Analysts say that the new regulation may lead to as much as a 10% decrease in driver productivity and will necessitate 100,000 drivers to fill the void across all lines of trucking. This is on top of an already strained capacity due to driver shortages. The penalties for non-compliance are determined by the drivers’ level of intent, responsibility in the violation, and history of previous offenses

The new rule could add up to two days of additional transit time and the impact to transferring employees and companies may be significant. Companies should anticipate possible increases in temporary living expenses and higher transportation costs.

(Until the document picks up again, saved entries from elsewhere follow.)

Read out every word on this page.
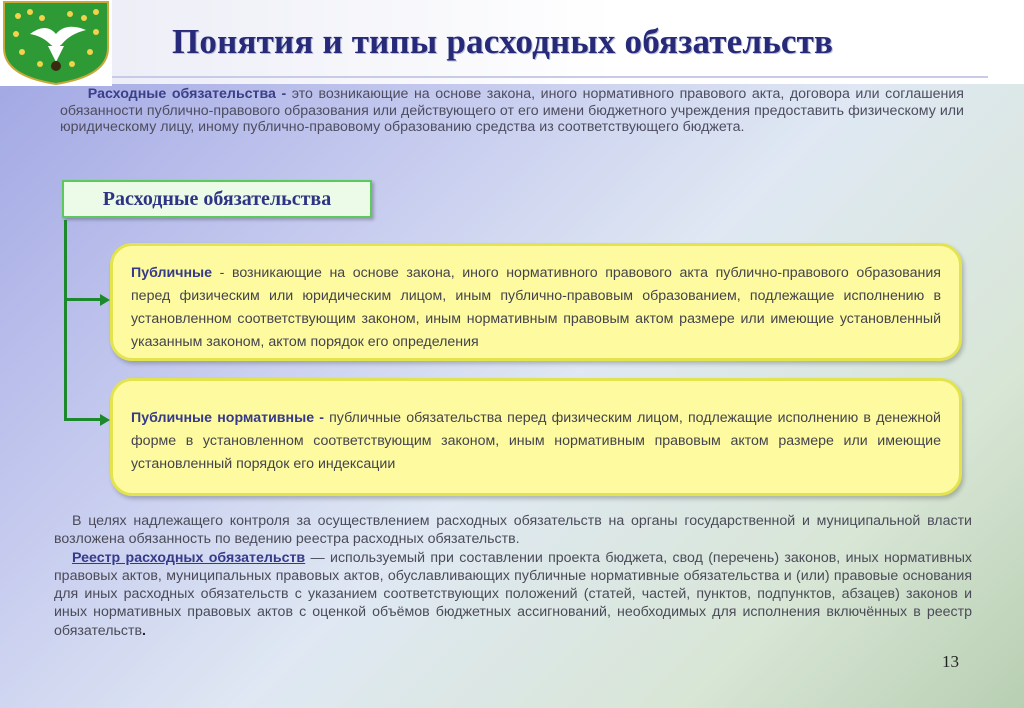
Понятия и типы расходных обязательств
Расходные обязательства - это возникающие на основе закона, иного нормативного правового акта, договора или соглашения обязанности публично-правового образования или действующего от его имени бюджетного учреждения предоставить физическому или юридическому лицу, иному публично-правовому образованию средства из соответствующего бюджета.
Расходные обязательства
Публичные - возникающие на основе закона, иного нормативного правового акта публично-правового образования перед физическим или юридическим лицом, иным публично-правовым образованием, подлежащие исполнению в установленном соответствующим законом, иным нормативным правовым актом размере или имеющие установленный указанным законом, актом порядок его определения
Публичные нормативные - публичные обязательства перед физическим лицом, подлежащие исполнению в денежной форме в установленном соответствующим законом, иным нормативным правовым актом размере или имеющие установленный порядок его индексации

В целях надлежащего контроля за осуществлением расходных обязательств на органы государственной и муниципальной власти возложена обязанность по ведению реестра расходных обязательств.

Реестр расходных обязательств — используемый при составлении проекта бюджета, свод (перечень) законов, иных нормативных правовых актов, муниципальных правовых актов, обуславливающих публичные нормативные обязательства и (или) правовые основания для иных расходных обязательств с указанием соответствующих положений (статей, частей, пунктов, подпунктов, абзацев) законов и иных нормативных правовых актов с оценкой объёмов бюджетных ассигнований, необходимых для исполнения включённых в реестр обязательств.

13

The timing of the pick-up and delivery of an employee’s household goods has always been a challenge. Home sale and home purchase closing dates are very specific as are the use of elevators in high-rise buildings. Even the best time estimates cannot account for construction, weather, and accidents. And, if the packing and loading take longer than expected, the driver needs to account for moving/driving his truck and coming back the next day – even if there is only one hour left to complete the job.

The bottom-line is that the new rule will impact some of your transferring employees. We encourage everyone’s understanding as the household goods industry adjusts to ELD monitoring.

Highlights of the Hours of Service Changes:

  • A maximum 14-hour workday (including driving, packing/loading, etc.).  After 14 hours, no driving can be done.
  • Only 11 of the 14 hours can be spent driving, and 8 of the 11 hours require a 30-minute break.
  • After a full work week, a 34-hour restart is required. It must occur once every seven days and it must include two periods between 1-5 a.m.